Article de Christophe André / Psychiatre et psychothérapeute / Psychologie Magazine

Je n’ai jamais aimé.

J’ai peur d’aimer, je ne sais même plus si j’en suis capable…

Je me dis qu’il faut se lancer, oser, quitte à accepter de courir le risque d’en souffrir. Mais je me sens tellement enfermée en moi-même, comme prisonnière, dans un sens, que je ne sais même pas comment m’y prendre.

Oser, mais oser quoi ? Se lancer, mais vers quoi ? Si j’attends d’avoir réglé tous mes problèmes de confiance en moi et autres banalités douloureuses, j’y serais encore à 50 ans… Envolée, 25 ans

Effectivement, nous ne pouvons pas attendre d’avoir réglé tous nos problèmes pour nous décider à agir. D’ailleurs, ça n’existe pas, « avoir réglé tous ses problèmes » ! Ce qui existe, c’est d’agir malgré eux, de les laisser à leur place, sans renoncer à les améliorer, mais sans renoncer à exister malgré eux. Ils sont comme des invités indésirables à une fête : on annule la fête, ou on s’amuse malgré tout, même s’ils sont là dans un coin ?

Lorsqu’on ne sait plus très bien vers quoi tourner ses efforts, comme cela semble être votre cas, ce n’est pas qu’il n’y a plus d’efforts à faire ni d’objectifs à atteindre, mais c’est qu’on est trop isolé dans sa réflexion : pourquoi ne pas parler de ces questions avec quelques proches, en leur demandant de vous aider à réfléchir ? Que vous conseilleraient-ils, quelles erreurs vous voient-ils faire sans oser vous en parler ? Et si cela ne suffit pas, c’est un travail qu’il est possible de faire avec un thérapeute qui accepte cette dimension interactive (pas seulement vous écouter et vous aider à voir clair, mais aussi vous questionner, suggérer, bousculer).

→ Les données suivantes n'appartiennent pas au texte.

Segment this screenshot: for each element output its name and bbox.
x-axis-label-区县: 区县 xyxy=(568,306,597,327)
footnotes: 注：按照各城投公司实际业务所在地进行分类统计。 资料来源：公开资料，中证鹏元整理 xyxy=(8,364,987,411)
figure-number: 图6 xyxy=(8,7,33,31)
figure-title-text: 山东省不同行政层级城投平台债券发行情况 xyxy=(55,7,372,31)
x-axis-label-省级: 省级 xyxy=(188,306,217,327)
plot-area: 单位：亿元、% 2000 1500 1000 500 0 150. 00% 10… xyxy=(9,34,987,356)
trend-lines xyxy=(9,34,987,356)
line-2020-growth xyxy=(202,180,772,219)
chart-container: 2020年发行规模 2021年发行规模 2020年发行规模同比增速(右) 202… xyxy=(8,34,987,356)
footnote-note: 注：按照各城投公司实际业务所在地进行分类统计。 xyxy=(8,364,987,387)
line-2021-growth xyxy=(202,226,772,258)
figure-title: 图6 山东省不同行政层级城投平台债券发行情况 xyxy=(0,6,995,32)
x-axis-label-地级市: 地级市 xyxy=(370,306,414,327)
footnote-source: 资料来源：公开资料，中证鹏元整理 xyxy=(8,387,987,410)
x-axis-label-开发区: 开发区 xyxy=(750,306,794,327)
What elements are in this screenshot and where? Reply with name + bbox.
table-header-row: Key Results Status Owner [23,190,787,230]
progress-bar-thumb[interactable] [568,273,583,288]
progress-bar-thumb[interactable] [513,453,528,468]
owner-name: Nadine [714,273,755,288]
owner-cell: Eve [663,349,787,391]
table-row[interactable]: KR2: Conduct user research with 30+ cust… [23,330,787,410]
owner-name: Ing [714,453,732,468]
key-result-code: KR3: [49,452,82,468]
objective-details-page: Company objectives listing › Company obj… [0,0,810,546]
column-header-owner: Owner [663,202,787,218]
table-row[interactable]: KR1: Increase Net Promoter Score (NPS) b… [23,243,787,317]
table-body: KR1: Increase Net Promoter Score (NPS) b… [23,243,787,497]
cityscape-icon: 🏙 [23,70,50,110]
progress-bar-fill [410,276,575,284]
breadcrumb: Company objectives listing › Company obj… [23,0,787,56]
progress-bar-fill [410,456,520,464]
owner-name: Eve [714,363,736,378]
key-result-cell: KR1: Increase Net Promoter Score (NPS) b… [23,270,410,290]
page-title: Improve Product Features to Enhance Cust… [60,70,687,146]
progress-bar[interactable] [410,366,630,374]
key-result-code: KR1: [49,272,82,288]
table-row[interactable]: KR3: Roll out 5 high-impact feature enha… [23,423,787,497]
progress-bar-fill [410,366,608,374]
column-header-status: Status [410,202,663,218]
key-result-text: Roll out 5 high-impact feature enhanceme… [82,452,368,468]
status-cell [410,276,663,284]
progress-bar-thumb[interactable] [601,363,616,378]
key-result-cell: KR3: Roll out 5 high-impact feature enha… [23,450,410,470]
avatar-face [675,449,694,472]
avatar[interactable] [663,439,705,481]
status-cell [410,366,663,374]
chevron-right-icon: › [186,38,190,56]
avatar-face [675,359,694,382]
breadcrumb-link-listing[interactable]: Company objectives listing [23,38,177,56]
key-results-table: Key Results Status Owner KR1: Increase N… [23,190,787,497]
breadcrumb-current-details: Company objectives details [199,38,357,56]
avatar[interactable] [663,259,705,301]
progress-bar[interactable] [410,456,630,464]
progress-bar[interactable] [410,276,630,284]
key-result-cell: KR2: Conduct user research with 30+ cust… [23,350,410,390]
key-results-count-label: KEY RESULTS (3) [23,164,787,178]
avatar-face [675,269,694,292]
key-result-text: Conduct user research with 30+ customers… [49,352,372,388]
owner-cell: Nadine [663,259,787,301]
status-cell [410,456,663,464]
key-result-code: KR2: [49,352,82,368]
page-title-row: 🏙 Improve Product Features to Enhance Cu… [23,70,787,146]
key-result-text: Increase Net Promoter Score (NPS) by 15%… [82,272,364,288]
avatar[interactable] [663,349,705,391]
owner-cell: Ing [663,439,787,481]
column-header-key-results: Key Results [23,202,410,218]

En matière de difficultés avec l’amour, nous recommandons souvent d’élargir le champ, comme disent les photographes :

  • ne pas seulement se focaliser sur le lien amoureux, mais repenser tous nos autres liens
  • Voir comment nous nous engageons dans l’amitié, le bénévolat, les liens superficiels (voisins, collègues de travail, commerçants),
  • quel regard nous portons sur le genre humain en général.
  • Sommes-nous capables de ne rien attendre d’immédiat que le plaisir de l’échange ?
  • De donner sans attente de retour immédiat ?

Quant au risque de souffrir, il paraît impossible à éviter. Vivre et agir, c’est s’exposer à souffrir, nous le savons tous.